Friday, March 24, 2006

Turkey, Russia, Iraq, and the 4th Infantry Division.

This Iraqi document has sparked a debate in the blogosphere. The document is a Russian intelligence report to Iraq, it was delivered the day before Turkey formally refused to allow our 4th US Infantry Division to stage out of Turkey and to attack Iraq from the north.

Wretchard at the The Belmont Club (surprise) notes this and wonders what happened that Turkey did not allow the move. It is clear Wretchard believes the fact the 4th ID was blocked from participating was a significant disruption to our plans.

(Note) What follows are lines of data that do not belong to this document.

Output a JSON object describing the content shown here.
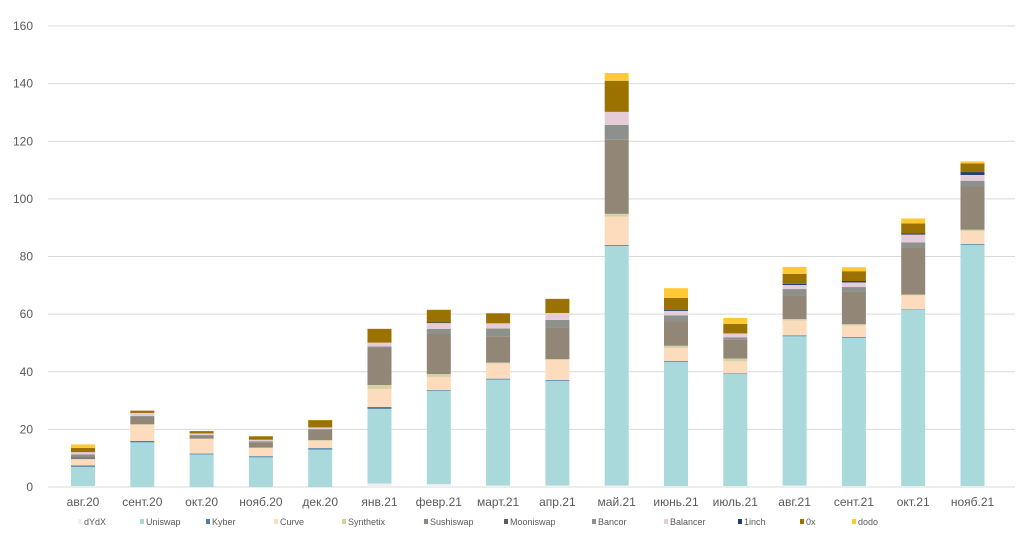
{
  "chart_data": {
    "type": "bar",
    "stacked": true,
    "title": "",
    "xlabel": "",
    "ylabel": "",
    "ylim": [
      0,
      160
    ],
    "yticks": [
      0,
      20,
      40,
      60,
      80,
      100,
      120,
      140,
      160
    ],
    "grid": true,
    "legend_position": "bottom",
    "categories": [
      "авг.20",
      "сент.20",
      "окт.20",
      "нояб.20",
      "дек.20",
      "янв.21",
      "февр.21",
      "март.21",
      "апр.21",
      "май.21",
      "июнь.21",
      "июль.21",
      "авг.21",
      "сент.21",
      "окт.21",
      "нояб.21"
    ],
    "series": [
      {
        "name": "dYdX",
        "color": "#f0f0f0",
        "values": [
          0.3,
          0,
          0,
          0,
          0,
          1.2,
          1,
          0.5,
          0.5,
          0.5,
          0.3,
          0.3,
          0.5,
          0.3,
          0.3,
          0.3
        ]
      },
      {
        "name": "Uniswap",
        "color": "#a9d9db",
        "values": [
          6.7,
          15.5,
          11.3,
          10.3,
          13,
          25.9,
          32.3,
          36.8,
          36.3,
          83.2,
          43.1,
          38.9,
          51.8,
          51.5,
          61.2,
          83.7
        ]
      },
      {
        "name": "Kyber",
        "color": "#4f7fa8",
        "values": [
          0.5,
          0.5,
          0.3,
          0.4,
          0.5,
          0.7,
          0.3,
          0.3,
          0.3,
          0.3,
          0.3,
          0.2,
          0.3,
          0.3,
          0.2,
          0.3
        ]
      },
      {
        "name": "Curve",
        "color": "#fcdcbd",
        "values": [
          2,
          5.5,
          5,
          2.8,
          2.5,
          6.2,
          4.6,
          5.3,
          7,
          9.8,
          4.5,
          4.2,
          5.1,
          3.9,
          4.8,
          4.5
        ]
      },
      {
        "name": "Synthetix",
        "color": "#d5d2a4",
        "values": [
          0.3,
          0.3,
          0.2,
          0.2,
          0.3,
          1.4,
          1,
          0.3,
          0.3,
          1,
          0.8,
          1,
          0.6,
          0.5,
          0.3,
          0.5
        ]
      },
      {
        "name": "Sushiswap",
        "color": "#928676",
        "values": [
          0,
          2.5,
          1,
          1.8,
          3.5,
          12.9,
          13.9,
          9.1,
          10.8,
          25.7,
          8.6,
          6.5,
          8.3,
          11.2,
          16.3,
          15
        ]
      },
      {
        "name": "Mooniswap",
        "color": "#5f5a63",
        "values": [
          0.5,
          0.1,
          0,
          0,
          0,
          0.2,
          0,
          0,
          0,
          0,
          0,
          0,
          0,
          0,
          0,
          0
        ]
      },
      {
        "name": "Bancor",
        "color": "#8c918c",
        "values": [
          1,
          0.3,
          0.3,
          0.4,
          0.3,
          0.3,
          1.8,
          2.7,
          2.8,
          5.2,
          2,
          0.8,
          2.1,
          1.7,
          1.8,
          2
        ]
      },
      {
        "name": "Balancer",
        "color": "#e6cbd9",
        "values": [
          0.8,
          1,
          0.5,
          0.5,
          0.6,
          1.3,
          2,
          1.8,
          2.4,
          4.5,
          1.5,
          1.4,
          1.4,
          1.6,
          2.7,
          2
        ]
      },
      {
        "name": "1inch",
        "color": "#1f3f6e",
        "values": [
          0,
          0,
          0,
          0,
          0,
          0,
          0.2,
          0,
          0,
          0,
          0.3,
          0,
          0.4,
          0.5,
          0.4,
          1
        ]
      },
      {
        "name": "0x",
        "color": "#9b7200",
        "values": [
          1.5,
          0.8,
          0.8,
          1.2,
          2.5,
          4.8,
          4.4,
          3.5,
          4.9,
          10.8,
          4.2,
          3.3,
          3.5,
          3.4,
          3.5,
          3
        ]
      },
      {
        "name": "dodo",
        "color": "#ffc936",
        "values": [
          1.2,
          0,
          0,
          0,
          0,
          0,
          0,
          0,
          0,
          2.7,
          3.4,
          2.1,
          2.4,
          1.4,
          1.7,
          0.7
        ]
      }
    ]
  }
}
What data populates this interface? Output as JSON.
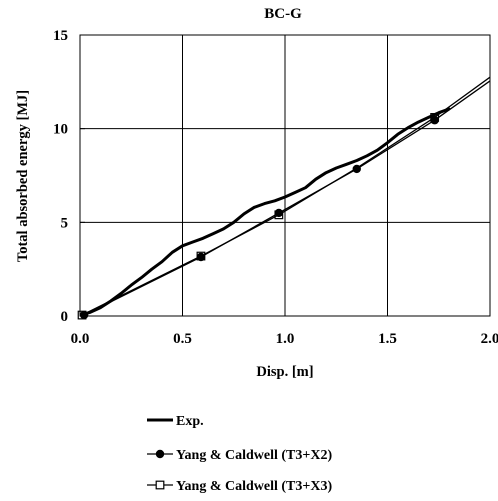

Chester at the The Adventures of Chester takes up the discussion both in The Belmont Club's commentary and on his own blog. I have also participated in The Belmont Club's commentary section.

A couple of things. First off, looking at the document the information is not super top-secret material. It is information a guy on the street can gather. Also, helpful (not necessary) are highly technical methods of which Russia possess. Wretchard notes there is no mention in the document of the 4th Infantry Division whose fate was not yet sealed by the Turkish Parliament. Wretchard reads into this the Russians knew and most likely gave strong encouragement to the Turks to bar staging rights to our 4th Infantry Division.

Of course, it was not just Russia working against our Iraq policy, but France, Germany, China and others. Turkey, it has to be remembered, has a Kurdish minority and that minority wants to split from Turkey. Turkey probably didn't want Saddam toppled either for fear of encouraging the Kurds in the region (Northern Iraq, Southern Turkey) to become even more encouraged to unite and fight for a separate Kurdish homeland thereby splitting off a chunk of Turkish territory.

Also, rank anti-Americanism. Turkey is secular in its governance not in its cultural and social life. While many commentators see no contradiction between Islam and America the nonsensical do and work very hard to convince sensible Muslims there is and since the nonsensical are largely unopposed in voicing those opinions they win by default.

Now, to another question. Both Wretchard and Chester think the loss of the 4th Infantry Division in the invasion (in retrospect) was not a big deal. I beg to differ. In the beginning I wasn't worried about that loss, now in retrospect it figures to be a bigger problem than we had anticipated. Why? Because the 4th ID could have swept down to Baghdad and done a couple of things. Provided blocking preventing the dissolution of the Iraqi Republican Guards Divisions (IRGDs). Instead of allowing those soldiers to melt into the general population many proto-terrorists could have been killed.

Commentators on the Belmont Club have countered the IRGDs didn't so much as dissolve as were allowed to drop their arms and return home. Fair point, but of course, this was after a certain point. Other commentators have noted another division working Iraq could have helped provide security and found and secured many of the ammo dumps that the Saddamites set up prior to the invasion.

The lack of the Fourth Infantry Division probably delayed elections and the government that is still trying to form.

Now, Chester brings addresses who messed up in securing Turkish territory. Well, he really doesn't name any one particular individual
Was it a State function or a Defense function to convice [sic] the Turks to let us have our way? If memory serves, both Powell and Wolfowitz made trips to Turkey in the Jan/Feb/Mar timeframe. Who was ultimately responsible? Was everyone on the same page, making the same kinds of overtures to the Turks? or was it a case of an issue -- everyone who's worked in a large organization has observed this phenomenon -- where both were in charge and therefore neither took the initiative, knowing that they had the other to blame if it went south . . .
Source: The Adventures of Chester - Why didn't Turkey let us open a northern front in 2003?
Hmmmm. It pains me to say this but when two subordinates in an organization are stepping on each other's toes or pointing at the other, what is supposed to happen? The boss steps in and resolves the situation by either taking care of the matter themselves or by designating one subordinate the lead. If as Chester says is true then this confusion comes from the top of the organization, that is the President's office.

Which department should have been in charge of the operation to secure Turkish territory? The State Department should have taken the lead in that effort.